Petroglyphs at Thousand Hills State Park
The Ioway, Missouria, and Otoe were not the first tribes to inhabit the area of Northeastern Missouri. In the years before these three tribes arrived, around 1100 C.E. to 1600 C.E., a Mississippian Culture tribe was present. This tribe was of the Southeastern Ceremonial Complex and is believed to have created the petroglyphs pictured to the right and below. Petroglyphs are images carved into rocks. The petroglyphs at Thousand Hills State Park are one of the few items created by Native Americans that is still present in the Kirksville landscape.

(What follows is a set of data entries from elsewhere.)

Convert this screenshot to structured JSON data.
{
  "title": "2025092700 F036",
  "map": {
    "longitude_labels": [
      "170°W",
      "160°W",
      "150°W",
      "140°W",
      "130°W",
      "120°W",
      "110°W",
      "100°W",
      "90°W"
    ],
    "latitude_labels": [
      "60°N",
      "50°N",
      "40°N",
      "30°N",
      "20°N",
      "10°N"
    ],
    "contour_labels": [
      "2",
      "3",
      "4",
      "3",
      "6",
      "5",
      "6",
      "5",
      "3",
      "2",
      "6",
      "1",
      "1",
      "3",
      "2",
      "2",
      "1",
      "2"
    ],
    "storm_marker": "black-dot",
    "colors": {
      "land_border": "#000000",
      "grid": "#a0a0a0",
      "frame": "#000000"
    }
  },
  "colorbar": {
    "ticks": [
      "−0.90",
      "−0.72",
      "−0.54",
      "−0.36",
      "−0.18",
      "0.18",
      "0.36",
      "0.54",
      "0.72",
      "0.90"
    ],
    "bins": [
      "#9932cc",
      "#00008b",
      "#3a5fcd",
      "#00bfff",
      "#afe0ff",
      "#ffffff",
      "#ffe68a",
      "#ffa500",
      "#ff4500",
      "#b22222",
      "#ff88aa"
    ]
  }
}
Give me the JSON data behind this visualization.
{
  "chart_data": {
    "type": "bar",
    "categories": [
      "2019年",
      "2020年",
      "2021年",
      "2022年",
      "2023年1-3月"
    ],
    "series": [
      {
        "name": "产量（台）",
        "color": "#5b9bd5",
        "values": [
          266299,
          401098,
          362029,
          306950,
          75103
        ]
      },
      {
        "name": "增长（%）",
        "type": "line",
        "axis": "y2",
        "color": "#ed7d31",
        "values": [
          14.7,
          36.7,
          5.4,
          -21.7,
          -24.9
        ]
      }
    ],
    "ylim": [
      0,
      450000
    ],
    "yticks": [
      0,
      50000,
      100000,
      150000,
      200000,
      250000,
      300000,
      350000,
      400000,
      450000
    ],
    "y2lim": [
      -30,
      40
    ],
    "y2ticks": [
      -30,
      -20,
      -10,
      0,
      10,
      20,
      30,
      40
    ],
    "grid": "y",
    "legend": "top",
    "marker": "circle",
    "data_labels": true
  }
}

The Mississippian Culture tribe that is believed to inhabit this area is the Oneota. Some scholars believe that the Ioway, Missouria, Otoe, Ho-Chunk, Ponca, and various other tribes were descendants of this nation. Additionally, while the Oneota tribe shares some characteristics with other Mississippian cultures such as those found in Cahokia, they are considered a distinct nation.
Sadly, as can be seen on the picture to the right, there has been some defacing of these petroglyphs as people have carved their names into the rocks.
Hirst, K. Kris. “The Oneota Culture – Last Prehistoric Culture of the American Midwest.” ThoughtCo, Jun. 22, 2018, thoughtco.com/oneota-culture-of-the-american-midwest-167045.
“Thousand Hills State Park Petroglyphs Archeological Site – Kirksville, Missouri.” Waymark, 29 June 2013, www.waymarking.com/waymarks/WMHE85_Thousand_Hills_State_Park_Petroglyphs_Archeological_Site_Kirksville_Missouri. Accessed 15 November 2018.